A Canadian Navy patrol ship docked Friday in Cuba, which is also hosting two nuclear-powered submarines -- one American and one Russian.
The HMCS Margaret Brooke docked in Havana on its way back from "a successful deployment in the Caribbean basin," the Royal Canadian Navy said on Facebook.
It "will conduct a port visit to Havana from June 14 to 17, 2024, in recognition of the long-standing bilateral relationship between Canada and Cuba," it added.
It was the Navy's first visit to Havana since 2016 and to Cuba since 2018, said the statement.
A US nuclear-powered submarine arrived in Cuba, the Pentagon said Thursday, a day after a Russian nuclear sub also docked there.
The fast-attack submarine USS Helena was in Guantanamo Bay as part of a routine port visit, previously planned, the US Southern Command said.

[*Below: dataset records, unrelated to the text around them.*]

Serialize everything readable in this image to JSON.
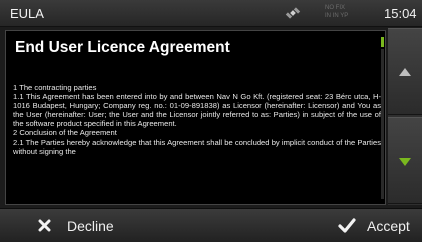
{
  "header": {
    "title": "EULA",
    "gps_status_line1": "NO FIX",
    "gps_status_line2": "IN IN YP",
    "clock": "15:04"
  },
  "document": {
    "title": "End User Licence Agreement",
    "paragraphs": [
      "1 The contracting parties",
      "1.1 This Agreement has been entered into by and between Nav N Go Kft. (registered seat: 23 Bérc utca, H-1016 Budapest, Hungary; Company reg. no.: 01-09-891838) as Licensor (hereinafter: Licensor) and You as the User (hereinafter: User; the User and the Licensor jointly referred to as: Parties) in subject of the use of the software product specified in this Agreement.",
      "2 Conclusion of the Agreement",
      "2.1 The Parties hereby acknowledge that this Agreement shall be concluded by implicit conduct of the Parties without signing the"
    ]
  },
  "footer": {
    "decline_label": "Decline",
    "accept_label": "Accept"
  },
  "icons": {
    "gps": "satellite-icon",
    "scroll_up": "arrow-up-icon",
    "scroll_down": "arrow-down-icon",
    "decline": "x-icon",
    "accept": "checkmark-icon"
  },
  "colors": {
    "accent_green": "#7ab81e",
    "background": "#000000"
  }
}
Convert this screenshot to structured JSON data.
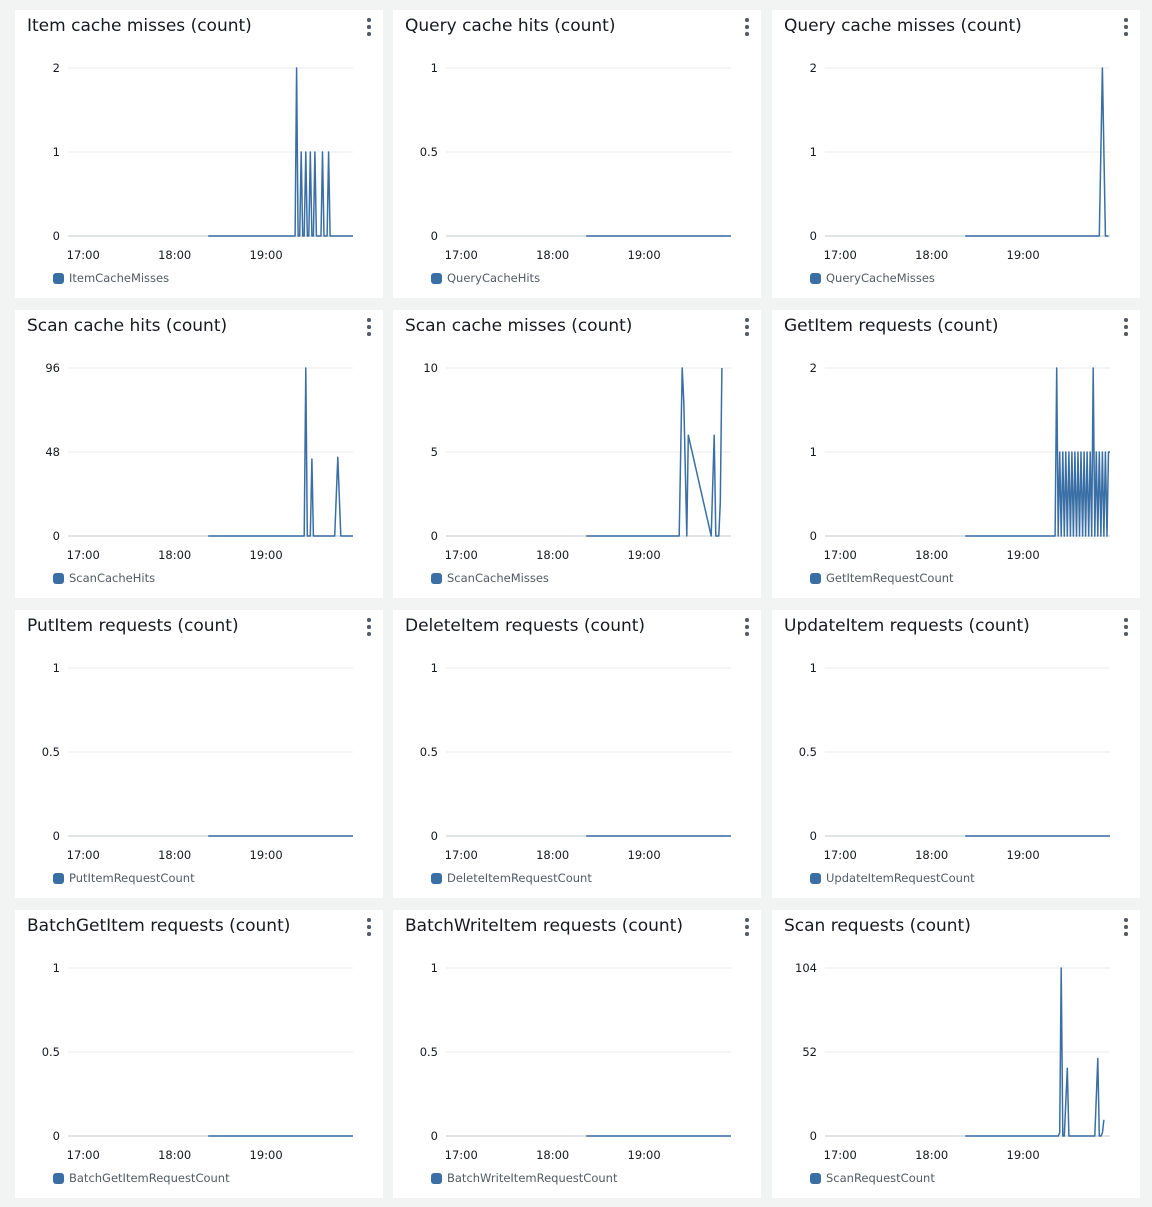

The Russian nuclear-powered sub Kazan -- which Cuba said was not carrying nuclear weapons -- arrived in the Cuban capital Wednesday.
It was accompanied by the frigate Admiral Gorshkov, as well as an oil tanker and a salvage tug.
The unusual Russian deployment so close to the United States -- just 90 miles off the Florida coast -- came amid major tensions over the war in Ukraine, where the Western-backed government is fighting a Russian invasion.
The United States military said it had been monitoring the Russian ships and they posed no direct threat.
During the Cold War, Cuba was an important client state for the Soviet Union.
The deployment of Soviet nuclear missile sites on the island triggered the Cuban Missile Crisis of 1962, when Washington and Moscow came close to war.